Les colonnes romaines dressées devant la basilique San Lorenzo sont l’un des rares vestiges de l’Antiquité. Fondée au ive s., la basilique fut plusieurs fois reconstruite, notamment au xvie s., mais toujours sur le plan primitif. Les mosaïques des chapelles de San Lorenzo et celles de la basilique Sant’Ambrogio, également fondée au ive s., révèlent l’importance de la ville à l’époque paléochrétienne ; en sculpture, le grand sarcophage de Sant’Ambrogio, de la fin du ive s., demeure une pièce exceptionnelle.

Transformée aux viiie, ixe et xie s., Sant’Ambrogio est précédée d’un très bel atrium du xiie s. Elle possède les caractéristiques du style romano-lombard : faite des murs extérieurs orné d’un feston en léger relief supporté par des pilastres plats, décor et murs traités dans le même appareil rustique. Subsistent encore, du Moyen Âge, Sant’Eustorgio, construite au ixe s., dont l’abside et le noyau principal datent du xiiie s. ; le campanile de l’église San Gottardo, édifié au xive s. ; et aussi quelques édifices civils, le palais de la Raison, ou Broletto Nuovo, et la loggia degli Osii.

L’événement principal est évidemment, au xive s., la fondation du Dôme, dont la construction occupera des générations d’artistes. Malgré l’étalement des travaux dans le temps (près de six siècles !), l’unité architecturale de l’ensemble est assez étonnante et, si la façade est de style classico-baroque, il n’empêche que l’inspiration des maîtres d’œuvre successifs resta profondément gothique.

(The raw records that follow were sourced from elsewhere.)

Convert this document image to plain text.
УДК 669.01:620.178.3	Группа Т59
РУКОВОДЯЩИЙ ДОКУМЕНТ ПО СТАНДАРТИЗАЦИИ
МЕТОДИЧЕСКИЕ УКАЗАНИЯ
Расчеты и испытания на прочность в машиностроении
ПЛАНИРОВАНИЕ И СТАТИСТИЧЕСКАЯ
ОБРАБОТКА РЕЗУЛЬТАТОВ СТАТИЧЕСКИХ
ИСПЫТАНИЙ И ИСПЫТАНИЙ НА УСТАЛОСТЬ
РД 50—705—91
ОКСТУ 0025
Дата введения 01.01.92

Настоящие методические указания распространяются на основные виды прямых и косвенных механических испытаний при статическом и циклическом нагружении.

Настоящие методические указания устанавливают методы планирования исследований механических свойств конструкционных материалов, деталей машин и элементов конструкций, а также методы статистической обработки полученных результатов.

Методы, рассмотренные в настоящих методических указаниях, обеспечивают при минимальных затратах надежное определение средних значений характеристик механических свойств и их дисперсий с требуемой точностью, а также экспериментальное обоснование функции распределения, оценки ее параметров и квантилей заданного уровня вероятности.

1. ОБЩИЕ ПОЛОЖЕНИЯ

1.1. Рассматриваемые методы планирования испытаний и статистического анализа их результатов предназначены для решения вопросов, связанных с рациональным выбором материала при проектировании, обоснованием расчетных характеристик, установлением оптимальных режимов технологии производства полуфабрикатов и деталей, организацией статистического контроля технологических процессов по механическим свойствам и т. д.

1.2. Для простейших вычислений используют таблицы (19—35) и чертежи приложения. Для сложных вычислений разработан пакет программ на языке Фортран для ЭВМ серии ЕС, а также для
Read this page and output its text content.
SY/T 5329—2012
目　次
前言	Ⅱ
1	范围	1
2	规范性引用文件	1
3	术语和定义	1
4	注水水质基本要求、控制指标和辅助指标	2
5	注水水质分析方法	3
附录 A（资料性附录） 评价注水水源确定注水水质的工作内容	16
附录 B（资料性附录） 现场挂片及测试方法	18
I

La peinture gothique survit grâce aux fragments de fresques de la salle des jeux du palazzo Borromeo, et à quelques peintures et dessins de Giovannino De’Grassi († en 1398).

La civilisation de la Renaissance est arrivée assez tard dans la grande cité lombarde ; elle a été importée de Florence, de Ferrare et de Mantoue par les Visconti et les Sforza, qui appelèrent à leur cour des humanistes et des artistes remarquables. L’apogée se situe sous le règne de Ludovic le More. Léonard* de Vinci est alors le plus beau fleuron de cette cour brillante et raffinée. La reconstruction du château des Sforza sur l’ancien château des Visconti se poursuit sous la direction de Bramante*, des frères Solari, Cristoforo (1460-1527) et Andrea (v. 1460 - v. 1520), et d’Antonio Averlino, dit le Filarete (1400 - v. 1469). Ce dernier élève, avec Guiniforte Solari (1429-1481), le portique de l’Ospedale Maggiore, tandis que Bramante donne deux autres chefs-d’œuvre de la Renaissance : l’église Santa Maria presso San Satiro et la coupole, l’abside et le cloître de Santa Maria delle Grazie. Une multitude d’églises ont été modifiées ou construites aux xve et xvie s. : dans l’église Sant’Eustorgio s’élève la chapelle Portinari, due à Michelozzo (1396-1472) ; à San Nazaro la chapelle Trivulzio, par Bartolomeo Suardi, dit le Bramantino (v. 1465 - v. 1536).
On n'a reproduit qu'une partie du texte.